We start by discussing the current state of play in Army Fires and the role his brigade plays within the Australian Army and the wider ADF, seeing the introduction of High Mobility Artillery Rocket System (HIMARS), the National Advanced Surface to Air Missile System (NASAMS) and the vast array of munitions that can be fired from each to enable the joint fight. The brigade now comprises of the 54th Siege Battery (soon to become the 14th Regiment), the 16th Regiment and the 9th Regiment and is enabled by the 1st Intelligence Battalion and the 7th Signals Regiment.

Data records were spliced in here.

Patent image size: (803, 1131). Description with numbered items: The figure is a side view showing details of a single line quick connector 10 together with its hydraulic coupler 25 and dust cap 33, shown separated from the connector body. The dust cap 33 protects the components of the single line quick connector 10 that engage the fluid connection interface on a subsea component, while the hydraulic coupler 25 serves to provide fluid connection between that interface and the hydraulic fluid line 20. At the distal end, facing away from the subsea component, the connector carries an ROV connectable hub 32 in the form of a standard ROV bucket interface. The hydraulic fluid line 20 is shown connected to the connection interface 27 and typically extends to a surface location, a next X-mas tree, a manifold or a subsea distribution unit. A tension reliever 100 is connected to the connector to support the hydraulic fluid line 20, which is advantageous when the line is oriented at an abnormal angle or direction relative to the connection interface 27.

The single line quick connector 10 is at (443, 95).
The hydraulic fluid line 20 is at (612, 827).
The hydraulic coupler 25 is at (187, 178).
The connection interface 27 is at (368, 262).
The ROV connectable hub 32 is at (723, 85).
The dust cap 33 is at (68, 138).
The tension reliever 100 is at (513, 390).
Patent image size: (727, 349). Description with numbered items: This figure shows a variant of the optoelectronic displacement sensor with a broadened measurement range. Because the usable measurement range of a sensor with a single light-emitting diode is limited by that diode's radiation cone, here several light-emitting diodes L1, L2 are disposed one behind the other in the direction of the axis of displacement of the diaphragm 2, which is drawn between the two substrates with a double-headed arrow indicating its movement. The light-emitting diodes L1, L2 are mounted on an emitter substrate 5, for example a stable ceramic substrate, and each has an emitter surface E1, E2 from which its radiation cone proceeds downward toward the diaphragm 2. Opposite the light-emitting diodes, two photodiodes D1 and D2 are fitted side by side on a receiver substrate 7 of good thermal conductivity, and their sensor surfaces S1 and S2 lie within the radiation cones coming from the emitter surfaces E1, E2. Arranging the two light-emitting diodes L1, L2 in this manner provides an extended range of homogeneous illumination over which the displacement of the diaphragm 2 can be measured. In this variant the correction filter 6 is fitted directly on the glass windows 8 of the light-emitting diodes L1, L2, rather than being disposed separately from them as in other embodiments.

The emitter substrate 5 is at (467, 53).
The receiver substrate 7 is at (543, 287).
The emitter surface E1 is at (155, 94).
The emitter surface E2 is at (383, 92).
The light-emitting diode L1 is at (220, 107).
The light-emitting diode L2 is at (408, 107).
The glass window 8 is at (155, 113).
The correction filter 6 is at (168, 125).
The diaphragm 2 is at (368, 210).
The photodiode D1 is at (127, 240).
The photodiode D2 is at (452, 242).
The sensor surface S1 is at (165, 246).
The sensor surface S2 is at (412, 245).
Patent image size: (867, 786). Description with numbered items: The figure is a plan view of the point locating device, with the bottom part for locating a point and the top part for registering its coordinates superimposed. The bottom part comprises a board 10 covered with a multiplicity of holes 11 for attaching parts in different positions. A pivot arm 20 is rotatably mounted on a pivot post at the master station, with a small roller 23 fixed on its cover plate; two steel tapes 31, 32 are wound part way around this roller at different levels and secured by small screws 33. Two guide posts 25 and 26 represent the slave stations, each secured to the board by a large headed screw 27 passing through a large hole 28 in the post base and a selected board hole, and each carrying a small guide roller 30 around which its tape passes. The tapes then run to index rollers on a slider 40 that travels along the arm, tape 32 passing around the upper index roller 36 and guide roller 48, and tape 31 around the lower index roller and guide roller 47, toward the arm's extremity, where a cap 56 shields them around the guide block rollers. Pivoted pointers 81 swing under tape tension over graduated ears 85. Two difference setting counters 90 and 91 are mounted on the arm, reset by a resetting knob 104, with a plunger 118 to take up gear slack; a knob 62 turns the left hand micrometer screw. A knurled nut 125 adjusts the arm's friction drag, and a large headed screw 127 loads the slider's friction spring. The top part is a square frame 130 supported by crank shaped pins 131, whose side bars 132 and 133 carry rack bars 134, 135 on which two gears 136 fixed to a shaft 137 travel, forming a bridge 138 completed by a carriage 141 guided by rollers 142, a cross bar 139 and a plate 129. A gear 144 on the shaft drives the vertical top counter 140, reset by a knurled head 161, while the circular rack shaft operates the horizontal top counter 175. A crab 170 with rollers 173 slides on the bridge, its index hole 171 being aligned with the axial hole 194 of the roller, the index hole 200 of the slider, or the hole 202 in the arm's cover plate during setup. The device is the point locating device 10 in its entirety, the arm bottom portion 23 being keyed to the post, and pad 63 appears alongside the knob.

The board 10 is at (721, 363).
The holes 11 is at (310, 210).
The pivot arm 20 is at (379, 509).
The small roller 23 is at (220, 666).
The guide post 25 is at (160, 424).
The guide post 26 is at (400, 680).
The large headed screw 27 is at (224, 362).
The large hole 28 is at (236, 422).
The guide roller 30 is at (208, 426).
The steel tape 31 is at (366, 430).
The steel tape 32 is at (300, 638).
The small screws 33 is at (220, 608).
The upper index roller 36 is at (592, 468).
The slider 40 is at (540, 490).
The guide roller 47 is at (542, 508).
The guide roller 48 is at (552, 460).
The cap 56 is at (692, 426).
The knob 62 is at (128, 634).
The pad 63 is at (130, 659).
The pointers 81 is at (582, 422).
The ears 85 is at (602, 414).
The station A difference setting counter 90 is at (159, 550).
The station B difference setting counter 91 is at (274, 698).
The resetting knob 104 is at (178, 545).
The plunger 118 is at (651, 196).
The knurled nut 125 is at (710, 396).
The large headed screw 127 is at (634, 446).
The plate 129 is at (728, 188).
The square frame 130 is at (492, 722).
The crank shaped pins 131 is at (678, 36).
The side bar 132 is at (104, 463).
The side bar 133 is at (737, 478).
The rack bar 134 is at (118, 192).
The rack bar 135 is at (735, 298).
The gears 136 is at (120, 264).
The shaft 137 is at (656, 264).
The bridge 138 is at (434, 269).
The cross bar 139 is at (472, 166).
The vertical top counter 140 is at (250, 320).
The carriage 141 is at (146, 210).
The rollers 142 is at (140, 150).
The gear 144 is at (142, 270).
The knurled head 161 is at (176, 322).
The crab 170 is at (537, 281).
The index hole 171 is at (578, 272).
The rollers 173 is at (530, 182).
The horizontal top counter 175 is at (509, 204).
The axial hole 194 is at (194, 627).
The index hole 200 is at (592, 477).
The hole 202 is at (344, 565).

We explore the brigade’s unique command and control relationships, the sensor-to-shooter link that underpins its effectiveness, and the way the 10th Fires Brigade integrates both offensive strike and air defence effects across Australia and abroad. BRIG Wilson also highlights what the brigade achieved on Exercise Talisman Sabre 2025, including the first-ever Australian Precision Strike Missile (PrSM) launch from a HIMARS from Mount Bundey Training Area to Bradshaw Training Area, a Guided Multiple Launch Rocket System (GMLRS) launch in Shoalwater Bay and a simulated HIMARS Rapid Infiltration (HIRAIN) mission onto Christmas Island with coalition partners.
This is joint targeting and how the Australian Army’s fires enable the combined joint fight.